The majority of these rules come naturally to me-well, except for brushing my teeth, which I hate doing, and taking care of Theo. Let’s just say my interpretation of rule number 5 doesn’t always synchronize with Theo’s interpretation. Take today, for example. I included him in a starring role in my crime scene, and he got furious. He was cast as the perpetrator… how could he not see that as the highest form of flattery?

* * *

My psychiatrist, Dr. Moon Murano, often asks me to rate anxiety-producing situations on a scale of one to ten.

CASE IN POINT 3

Me: My mom went out to the bank and said she was going to be back in fifteen minutes and when it got to seventeen minutes, I started to panic. And then when I called her, she didn’t pick up on her cell, and I was sure she was lying dead in a ditch somewhere.

Dr. Moon: On a scale of one to ten, how did that make you feel?

Me: A nine.

(Note: It was really a ten, but that’s an even number, and saying it out loud would make my anxiety level blow off the chart.)

Dr. Moon: Can you think of a solution that might have worked better than calling 911?

Me (doing my best Cher from Moonstruck impression): Snap out of it!

I rate my days, too, although I haven’t told this to Dr. Moon yet. High numbers are good days; low numbers are bad days. And today is a one, between my fight with Theo and then the absence of the Free Sample Lady at the grocery store. (In my defense, I have worked out an algorithm to predict what she’s going to serve, and maybe I wouldn’t have been upset if it was the first Saturday of the month, when she hands out vegetarian items. But today was a dessert day, for God’s sake.) I have been in my room since we got home. I bury myself under my covers, and put a weighted blanket on top of that. I cue “I Shot the Sheriff” on my iPod on repeat and listen to that one song until 4:30, when it is time to watch CrimeBusters and I have to go into the living room, where the TV is.

The episode is number 82, one of my top five ever. It involves a case where one of the CSI investigators, Rhianna, doesn’t show up for work. It turns out she is taken hostage by a man racked with grief over his wife’s recent death.

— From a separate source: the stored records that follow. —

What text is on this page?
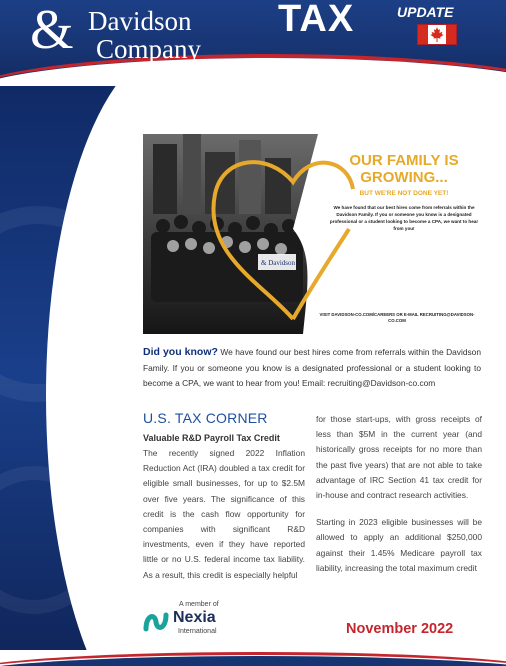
& Davidson
Company
CHARTERED PROFESSIONAL ACCOUNTANTS
TAX	UPDATE
& Davidson
OUR FAMILY IS GROWING...
BUT WE'RE NOT DONE YET!
We have found that our best hires come from referrals within the Davidson Family. If you or someone you know is a designated professional or a student looking to become a CPA, we want to hear from you!
VISIT DAVIDSON-CO.COM/CAREERS OR E-MAIL RECRUITING@DAVIDSON-CO.COM
Did you know? We have found our best hires come from referrals within the Davidson Family. If you or someone you know is a designated professional or a student looking to become a CPA, we want to hear from you! Email: recruiting@Davidson-co.com
U.S. TAX CORNER
Valuable R&D Payroll Tax Credit

The recently signed 2022 Inflation Reduction Act (IRA) doubled a tax credit for eligible small businesses, for up to $2.5M over five years. The significance of this credit is the cash flow opportunity for companies with significant R&D investments, even if they have reported little or no U.S. federal income tax liability. As a result, this credit is especially helpful

for those start-ups, with gross receipts of less than $5M in the current year (and historically gross receipts for no more than the past five years) that are not able to take advantage of IRC Section 41 tax credit for in-house and contract research activities.

Starting in 2023 eligible businesses will be allowed to apply an additional $250,000 against their 1.45% Medicare payroll tax liability, increasing the total maximum credit

A member of
Nexia
International	November 2022
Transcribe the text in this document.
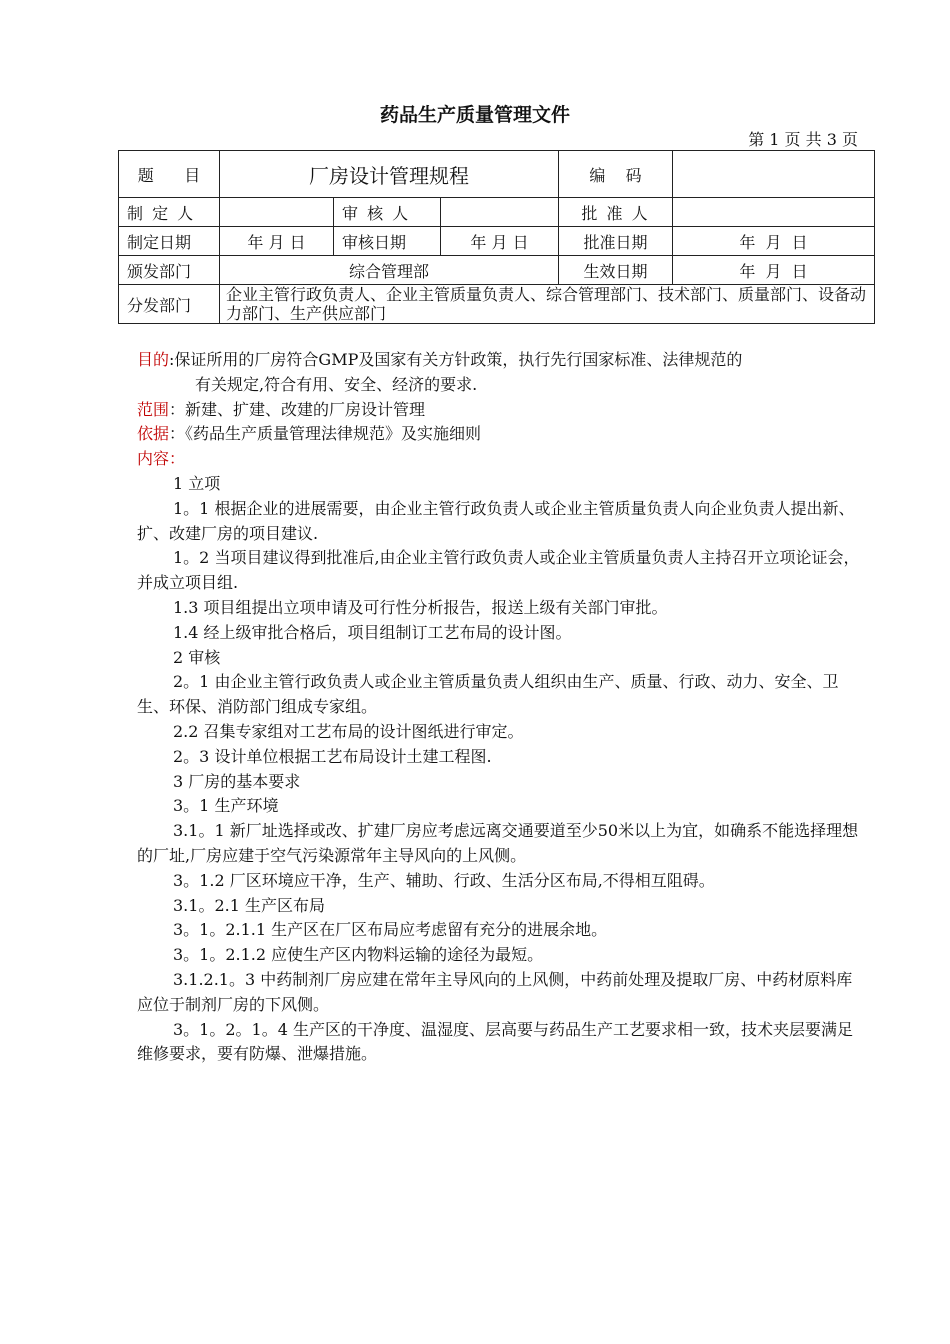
药品生产质量管理文件
第 1 页 共 3 页
题      目	厂房设计管理规程			编    码	
制 定 人		审 核 人		批 准 人	
制定日期	年 月 日	审核日期	年 月 日	批准日期	年  月  日
颁发部门	综合管理部			生效日期	年  月  日
分发部门	企业主管行政负责人、企业主管质量负责人、综合管理部门、技术部门、质量部门、设备动力部门、生产供应部门				

目的:保证所用的厂房符合GMP及国家有关方针政策，执行先行国家标准、法律规范的

有关规定,符合有用、安全、经济的要求.

范围：新建、扩建、改建的厂房设计管理

依据：《药品生产质量管理法律规范》及实施细则

内容：

1 立项

1。1 根据企业的进展需要，由企业主管行政负责人或企业主管质量负责人向企业负责人提出新、扩、改建厂房的项目建议.

1。2 当项目建议得到批准后,由企业主管行政负责人或企业主管质量负责人主持召开立项论证会，并成立项目组.

1.3 项目组提出立项申请及可行性分析报告，报送上级有关部门审批。

1.4 经上级审批合格后，项目组制订工艺布局的设计图。

2 审核

2。1 由企业主管行政负责人或企业主管质量负责人组织由生产、质量、行政、动力、安全、卫生、环保、消防部门组成专家组。

2.2 召集专家组对工艺布局的设计图纸进行审定。

2。3 设计单位根据工艺布局设计土建工程图.

3 厂房的基本要求

3。1 生产环境

3.1。1 新厂址选择或改、扩建厂房应考虑远离交通要道至少50米以上为宜，如确系不能选择理想的厂址,厂房应建于空气污染源常年主导风向的上风侧。

3。1.2 厂区环境应干净，生产、辅助、行政、生活分区布局,不得相互阻碍。

3.1。2.1 生产区布局

3。1。2.1.1 生产区在厂区布局应考虑留有充分的进展余地。

3。1。2.1.2 应使生产区内物料运输的途径为最短。

3.1.2.1。3 中药制剂厂房应建在常年主导风向的上风侧，中药前处理及提取厂房、中药材原料库应位于制剂厂房的下风侧。

3。1。2。1。4 生产区的干净度、温湿度、层高要与药品生产工艺要求相一致，技术夹层要满足维修要求，要有防爆、泄爆措施。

Rhianna leaves behind clues for the rest of the team to solve, to lead them to where she is being kept.

Naturally, I figure out the conclusion long before the rest of the CSI team does.

The reason I like the episode so much is that they actually got something wrong. Rhianna gets dragged to a diner by her kidnapper and leaves a coupon for her favorite clothing store underneath her finished plate. Her colleagues find it, and need to prove it’s actually hers. They process it for prints, using a small-particle reagent followed by ninhydrin, when in reality, you’re supposed to use ninhydrin first. It reacts to the amino acid and then is followed by the small-particle reagent, which reacts with fats. If you used the small-particle reagent first, like they did in the episode, it would ruin the porous surface for the ninhydrin procedure. When I spotted the error, I wrote to the producers of CrimeBusters. They sent me back a letter and an officially licensed T-shirt. The T-shirt doesn’t fit me anymore, but I still keep it in my drawer.

After watching the episode, my day definitely improves from a one to a three.

“Hey,” my mother says, poking her head into the living room. “How are you doing?”

“Okay,” I reply.

She sits down beside me on the couch. Our legs are touching. She is the only person I can stand having close to me. If it were anyone else, I would have moved away a few inches by now. “So, Jacob,” she says, “I just want to point out that you did in fact survive the day without the free food sample.”